Cooper, the water in Nails is Dead. really low, and no flow. Fished it for 20 min and left. Went over and fished a spot down from Irwin Bridge, and after 30-45 min there, not even a bump. Water was very low in the Yegua too. Thought about just calling it a day, but decided to walk upstream to one more spot, and that was a good move. In the next hour managed 9 whites and a bonus 20 in hybrid. Also a short crappie. We need a rain REALLY BAD!!!!

7 of the whites were nice solid females, only 2 were small males. Its been a while since i got a hybrid out of the creek, and man they sure do test your nerves. Had to work her out of several trees and sticks, but finally got her to shore.

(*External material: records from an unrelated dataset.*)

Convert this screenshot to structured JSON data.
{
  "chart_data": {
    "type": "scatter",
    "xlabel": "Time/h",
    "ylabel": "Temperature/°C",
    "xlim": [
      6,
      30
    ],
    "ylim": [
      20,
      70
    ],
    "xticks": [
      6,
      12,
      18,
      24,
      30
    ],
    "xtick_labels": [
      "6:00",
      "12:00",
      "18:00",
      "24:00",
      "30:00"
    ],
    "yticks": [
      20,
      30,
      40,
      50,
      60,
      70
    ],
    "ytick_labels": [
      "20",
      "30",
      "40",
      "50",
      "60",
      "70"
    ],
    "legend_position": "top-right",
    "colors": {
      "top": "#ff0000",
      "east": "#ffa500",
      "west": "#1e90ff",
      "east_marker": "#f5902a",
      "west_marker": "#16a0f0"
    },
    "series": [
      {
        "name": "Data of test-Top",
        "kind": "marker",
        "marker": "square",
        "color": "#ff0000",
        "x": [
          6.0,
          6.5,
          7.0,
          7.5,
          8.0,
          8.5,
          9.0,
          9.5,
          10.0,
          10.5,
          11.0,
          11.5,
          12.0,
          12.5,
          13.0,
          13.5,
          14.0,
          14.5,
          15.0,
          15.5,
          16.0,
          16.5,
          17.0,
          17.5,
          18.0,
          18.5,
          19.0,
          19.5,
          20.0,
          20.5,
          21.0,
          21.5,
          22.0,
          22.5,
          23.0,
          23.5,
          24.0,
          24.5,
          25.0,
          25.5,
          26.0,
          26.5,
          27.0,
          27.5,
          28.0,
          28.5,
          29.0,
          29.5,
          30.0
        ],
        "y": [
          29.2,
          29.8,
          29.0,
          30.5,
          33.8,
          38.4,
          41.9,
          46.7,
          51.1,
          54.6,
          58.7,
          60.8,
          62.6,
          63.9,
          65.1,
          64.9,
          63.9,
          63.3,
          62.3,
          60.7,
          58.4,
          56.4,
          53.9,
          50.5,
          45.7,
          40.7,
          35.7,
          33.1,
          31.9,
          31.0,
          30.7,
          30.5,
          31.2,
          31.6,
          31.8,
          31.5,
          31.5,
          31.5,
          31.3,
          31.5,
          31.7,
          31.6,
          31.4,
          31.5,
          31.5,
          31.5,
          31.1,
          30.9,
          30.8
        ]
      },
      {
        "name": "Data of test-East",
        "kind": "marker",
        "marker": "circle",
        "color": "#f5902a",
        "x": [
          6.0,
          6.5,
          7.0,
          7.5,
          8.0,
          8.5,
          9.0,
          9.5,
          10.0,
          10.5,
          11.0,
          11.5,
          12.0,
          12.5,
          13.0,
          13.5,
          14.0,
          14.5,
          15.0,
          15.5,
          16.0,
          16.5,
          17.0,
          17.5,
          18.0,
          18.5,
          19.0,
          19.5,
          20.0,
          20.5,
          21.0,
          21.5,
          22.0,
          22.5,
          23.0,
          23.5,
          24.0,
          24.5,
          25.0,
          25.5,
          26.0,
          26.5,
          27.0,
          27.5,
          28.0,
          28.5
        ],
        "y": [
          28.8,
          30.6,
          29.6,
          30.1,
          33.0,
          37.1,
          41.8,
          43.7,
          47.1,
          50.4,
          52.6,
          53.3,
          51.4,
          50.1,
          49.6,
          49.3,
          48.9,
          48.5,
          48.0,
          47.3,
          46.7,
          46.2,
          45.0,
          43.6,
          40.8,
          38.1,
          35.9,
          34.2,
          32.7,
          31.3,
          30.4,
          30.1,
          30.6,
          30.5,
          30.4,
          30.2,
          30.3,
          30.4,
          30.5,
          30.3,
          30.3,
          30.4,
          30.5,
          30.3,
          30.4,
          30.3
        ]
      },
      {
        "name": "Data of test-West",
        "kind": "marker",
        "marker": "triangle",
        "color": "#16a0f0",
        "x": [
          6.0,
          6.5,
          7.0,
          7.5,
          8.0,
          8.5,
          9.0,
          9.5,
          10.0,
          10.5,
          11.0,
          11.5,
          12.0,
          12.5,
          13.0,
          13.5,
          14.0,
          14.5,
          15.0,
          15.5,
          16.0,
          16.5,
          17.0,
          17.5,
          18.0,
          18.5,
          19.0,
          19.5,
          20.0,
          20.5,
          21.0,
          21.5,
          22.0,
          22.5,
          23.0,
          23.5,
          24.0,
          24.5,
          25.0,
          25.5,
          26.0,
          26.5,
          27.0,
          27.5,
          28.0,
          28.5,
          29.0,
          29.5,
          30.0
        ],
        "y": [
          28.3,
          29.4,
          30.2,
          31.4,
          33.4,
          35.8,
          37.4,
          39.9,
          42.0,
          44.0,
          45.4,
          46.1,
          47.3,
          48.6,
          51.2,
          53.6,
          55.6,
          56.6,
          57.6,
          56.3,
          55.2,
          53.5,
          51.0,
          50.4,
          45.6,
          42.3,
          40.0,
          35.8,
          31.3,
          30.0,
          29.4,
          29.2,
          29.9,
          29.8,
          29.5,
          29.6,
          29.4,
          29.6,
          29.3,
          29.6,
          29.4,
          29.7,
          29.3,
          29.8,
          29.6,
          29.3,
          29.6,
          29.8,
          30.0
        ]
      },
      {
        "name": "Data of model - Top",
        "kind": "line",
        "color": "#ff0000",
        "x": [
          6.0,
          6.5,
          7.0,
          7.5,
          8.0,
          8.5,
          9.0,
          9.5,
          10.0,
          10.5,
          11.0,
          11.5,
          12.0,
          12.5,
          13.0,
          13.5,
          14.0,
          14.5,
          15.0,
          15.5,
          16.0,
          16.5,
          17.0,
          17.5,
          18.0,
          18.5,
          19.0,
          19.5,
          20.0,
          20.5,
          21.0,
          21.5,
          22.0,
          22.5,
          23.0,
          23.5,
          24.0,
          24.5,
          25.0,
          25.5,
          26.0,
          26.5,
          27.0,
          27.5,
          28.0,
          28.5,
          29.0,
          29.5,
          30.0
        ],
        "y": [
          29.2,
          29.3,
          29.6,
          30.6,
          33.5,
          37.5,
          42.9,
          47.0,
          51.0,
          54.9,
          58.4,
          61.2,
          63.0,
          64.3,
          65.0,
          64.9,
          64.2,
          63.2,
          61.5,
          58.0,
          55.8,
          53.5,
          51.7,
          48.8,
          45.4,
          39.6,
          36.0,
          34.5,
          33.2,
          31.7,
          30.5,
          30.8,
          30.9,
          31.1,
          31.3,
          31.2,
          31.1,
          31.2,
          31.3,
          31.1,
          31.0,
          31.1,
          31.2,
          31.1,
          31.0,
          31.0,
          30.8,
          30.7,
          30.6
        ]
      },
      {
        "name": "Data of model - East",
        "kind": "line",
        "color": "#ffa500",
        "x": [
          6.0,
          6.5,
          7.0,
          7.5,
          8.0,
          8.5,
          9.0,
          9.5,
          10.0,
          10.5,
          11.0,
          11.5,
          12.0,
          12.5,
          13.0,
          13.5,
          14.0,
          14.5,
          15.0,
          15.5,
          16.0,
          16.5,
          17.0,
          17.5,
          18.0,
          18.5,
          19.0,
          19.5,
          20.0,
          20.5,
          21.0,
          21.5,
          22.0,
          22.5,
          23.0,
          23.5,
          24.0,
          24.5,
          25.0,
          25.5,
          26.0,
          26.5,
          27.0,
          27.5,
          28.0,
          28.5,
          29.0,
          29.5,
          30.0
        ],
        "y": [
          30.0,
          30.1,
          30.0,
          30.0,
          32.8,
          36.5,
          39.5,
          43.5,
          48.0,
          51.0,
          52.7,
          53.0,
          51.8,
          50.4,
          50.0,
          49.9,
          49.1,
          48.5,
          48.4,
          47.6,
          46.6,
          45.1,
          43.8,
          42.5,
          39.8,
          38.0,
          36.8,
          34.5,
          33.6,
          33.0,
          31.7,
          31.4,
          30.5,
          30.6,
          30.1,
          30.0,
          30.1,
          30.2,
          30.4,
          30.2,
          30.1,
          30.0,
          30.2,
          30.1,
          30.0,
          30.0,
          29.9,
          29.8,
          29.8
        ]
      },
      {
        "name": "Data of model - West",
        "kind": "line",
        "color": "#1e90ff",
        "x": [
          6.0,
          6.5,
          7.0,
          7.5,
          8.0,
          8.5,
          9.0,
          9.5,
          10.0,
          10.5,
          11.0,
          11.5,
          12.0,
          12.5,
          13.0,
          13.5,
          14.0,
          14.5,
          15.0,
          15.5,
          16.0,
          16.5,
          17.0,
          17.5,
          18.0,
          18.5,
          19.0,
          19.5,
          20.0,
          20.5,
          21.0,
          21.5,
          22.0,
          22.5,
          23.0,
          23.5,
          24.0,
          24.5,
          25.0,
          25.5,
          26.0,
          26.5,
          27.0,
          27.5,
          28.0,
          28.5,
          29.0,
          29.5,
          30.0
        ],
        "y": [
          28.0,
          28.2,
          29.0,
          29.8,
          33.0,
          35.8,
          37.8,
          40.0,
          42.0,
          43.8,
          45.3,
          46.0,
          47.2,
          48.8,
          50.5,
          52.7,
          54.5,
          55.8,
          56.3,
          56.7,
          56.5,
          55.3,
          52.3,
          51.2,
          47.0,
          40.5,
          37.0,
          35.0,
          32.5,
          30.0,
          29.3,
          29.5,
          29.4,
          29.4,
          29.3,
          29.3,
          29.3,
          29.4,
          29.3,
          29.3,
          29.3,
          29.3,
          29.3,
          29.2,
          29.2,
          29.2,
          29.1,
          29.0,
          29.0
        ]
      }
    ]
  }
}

Good luck to those going out there this weekend. I think i am gonna sit it out and maybe go catfish in the lake. Water is too low for my liking


----------



## kim e cooper (Feb 18, 2006)

tHANKS deebo , son is going tomorrow iam going to FAyette to find the cats.


----------



## big_zugie (Mar 14, 2006)

Ive decided to head to my house on the Blanco to go mess with thome smallmouths instead after reading all these reports


----------



## Riverman (May 15, 2007)

It seems that all the reports of the creeks are not very good. I hope we can get one more good rain to pull more whites in before the spawn is over. It seems the lake side of things are going well. It is almost time to start heading to the coast and fishing.


----------



## Magnolia (Dec 2, 2007)

Reports are for rain starting tonight and Monday and then again for Thursday. That should help.


----------



## Livininlogs (Oct 12, 2005)

We went to Irwin bridge yesterday. Caught and released about 5 small crappie. part on minners and the others on some grubs fished under a cork about 18 to 25 inches


----------



## Riverman (May 15, 2007)

Seems the bite has slowed both at NB and Irwin Bridge. Hope to have one good trip this year.


----------



## Kornbread (Nov 21, 2007)

Does anyone know of a website that has a lake somerville map on it with the creeks & bottoms and such labeled on it?


----------



## get it wet (Aug 10, 2007)

Any locals know how much rain Somerville got yesterday ?


----------



## railman (Aug 1, 2004)

Kornbread said:


> Does anyone know of a website that has a lake somerville map on it with the creeks & bottoms and such labeled on it?


Try this
http://swf67.swf-wc.usace.army.mil/somerville/

http://swf67.swf-wc.usace.army.mil/somerville/Information/Maps.asp


----------



## roger1shot (Jul 28, 2004)

Yep 
We got about .7 in the area.


----------



## Kornbread (Nov 21, 2007)

Thanks Rail


----------